At least that's the conclusion of a survey released in April by Deloitte Consulting. "In the real world, outsourcing frequently fails to deliver its promise," wrote researchers, who surveyed 25 companies with average revenues of $50 billion. The study revealed that 70 percent of its respondents have had significantly negative experiences and are outsourcing business processes and IT with increasing caution.
While the survey hardly lays to rest the outsourcing debate, especially since it covers so few companies, there is growing evidence that large companies are rethinking massive outsourcing contracts. Big-name defectors that have unwound at least part of their arrangements include Conseco, Dell, Capital One, and Lehman Brothers.
A sure sign that outsourcing isn't working is the amount of renegotiation surrounding the vendor agreements, says Deloitte senior strategy principal Ken Landis. "There wasn't a single participant in the study whose contract went to term," he says. "All of them had renegotiated prior to the contract expiration period."
Companies are souring on outsourcing, the survey asserts, for the same reasons it has been criticized for years: failure to live up to cost-reduction promises, risks to intellectual property and confidentiality, and lack of transparency.
"What you're seeing is a shift," says Gordon Coburn, CFO of Cognizant Technology Solutions, an outsourcing vendor based in Teaneck, N.J. "Clients are saying that traditional, megadeal outsourcing no longer makes sense." Companies still want to outsource activities to "best of breed" providers, he explains; they just don't want to send everything to one provider.
Despite concerns, companies have been hesitant to unwind outsourcing deals completely.

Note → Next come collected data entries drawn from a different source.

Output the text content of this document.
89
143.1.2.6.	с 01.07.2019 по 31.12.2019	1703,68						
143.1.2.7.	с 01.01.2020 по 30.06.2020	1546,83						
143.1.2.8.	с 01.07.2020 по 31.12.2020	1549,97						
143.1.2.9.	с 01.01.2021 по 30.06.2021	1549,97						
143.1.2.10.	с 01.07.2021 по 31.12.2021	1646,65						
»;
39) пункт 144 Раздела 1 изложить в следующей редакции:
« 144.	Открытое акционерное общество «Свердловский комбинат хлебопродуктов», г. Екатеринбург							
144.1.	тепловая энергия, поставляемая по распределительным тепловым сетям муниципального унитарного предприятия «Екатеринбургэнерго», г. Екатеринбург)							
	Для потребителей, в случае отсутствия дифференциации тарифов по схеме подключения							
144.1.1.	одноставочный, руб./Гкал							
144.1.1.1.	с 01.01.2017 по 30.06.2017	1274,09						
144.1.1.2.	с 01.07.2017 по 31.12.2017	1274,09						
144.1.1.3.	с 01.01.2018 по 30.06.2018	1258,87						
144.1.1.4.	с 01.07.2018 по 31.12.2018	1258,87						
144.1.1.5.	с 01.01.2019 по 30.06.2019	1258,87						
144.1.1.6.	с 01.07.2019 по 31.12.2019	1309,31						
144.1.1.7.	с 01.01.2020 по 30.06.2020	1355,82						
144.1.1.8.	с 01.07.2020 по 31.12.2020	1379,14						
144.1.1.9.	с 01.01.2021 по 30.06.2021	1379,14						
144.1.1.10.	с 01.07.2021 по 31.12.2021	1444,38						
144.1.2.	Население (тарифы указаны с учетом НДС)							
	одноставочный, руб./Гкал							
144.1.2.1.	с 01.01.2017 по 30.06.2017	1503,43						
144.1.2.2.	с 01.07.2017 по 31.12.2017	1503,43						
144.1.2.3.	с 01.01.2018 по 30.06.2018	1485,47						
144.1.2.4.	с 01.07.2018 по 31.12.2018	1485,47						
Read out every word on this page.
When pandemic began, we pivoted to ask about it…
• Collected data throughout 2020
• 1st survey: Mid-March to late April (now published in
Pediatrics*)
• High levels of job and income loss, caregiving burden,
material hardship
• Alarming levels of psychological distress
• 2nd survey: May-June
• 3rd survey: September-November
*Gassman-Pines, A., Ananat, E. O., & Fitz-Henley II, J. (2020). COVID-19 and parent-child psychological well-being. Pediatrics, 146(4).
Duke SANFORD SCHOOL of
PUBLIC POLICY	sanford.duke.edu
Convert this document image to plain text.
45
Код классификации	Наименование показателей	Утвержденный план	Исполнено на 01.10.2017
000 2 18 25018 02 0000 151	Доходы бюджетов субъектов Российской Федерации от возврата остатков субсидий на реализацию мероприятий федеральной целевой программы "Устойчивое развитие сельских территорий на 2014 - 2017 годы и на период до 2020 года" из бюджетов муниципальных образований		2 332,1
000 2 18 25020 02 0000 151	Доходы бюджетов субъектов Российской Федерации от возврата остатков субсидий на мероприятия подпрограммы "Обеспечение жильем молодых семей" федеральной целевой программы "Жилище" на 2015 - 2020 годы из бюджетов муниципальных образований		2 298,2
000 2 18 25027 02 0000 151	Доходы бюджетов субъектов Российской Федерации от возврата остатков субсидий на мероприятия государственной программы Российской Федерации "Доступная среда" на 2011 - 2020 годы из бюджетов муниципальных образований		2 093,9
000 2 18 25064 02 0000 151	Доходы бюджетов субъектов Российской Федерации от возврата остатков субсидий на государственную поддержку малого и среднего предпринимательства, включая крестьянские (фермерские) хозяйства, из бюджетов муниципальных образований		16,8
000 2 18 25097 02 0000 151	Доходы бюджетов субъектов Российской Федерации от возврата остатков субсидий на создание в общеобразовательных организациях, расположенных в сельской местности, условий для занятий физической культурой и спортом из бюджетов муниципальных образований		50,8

While more than two-thirds of those that outsource have had bad experiences, only a quarter have brought outsourced functions back home. "You'll find fewer organizations moving outsourced services back in-house than vice versa," observes Michael A. Eck, a vice president in the HR practice of The Segal Co. in New York. That's because, for the most part, the business case for outsourcing remains strong, he argues. The labor arbitrage, especially for offshore outsourcers, makes the economics work, asserts Coburn. "We can generate significant savings for our clients," he says.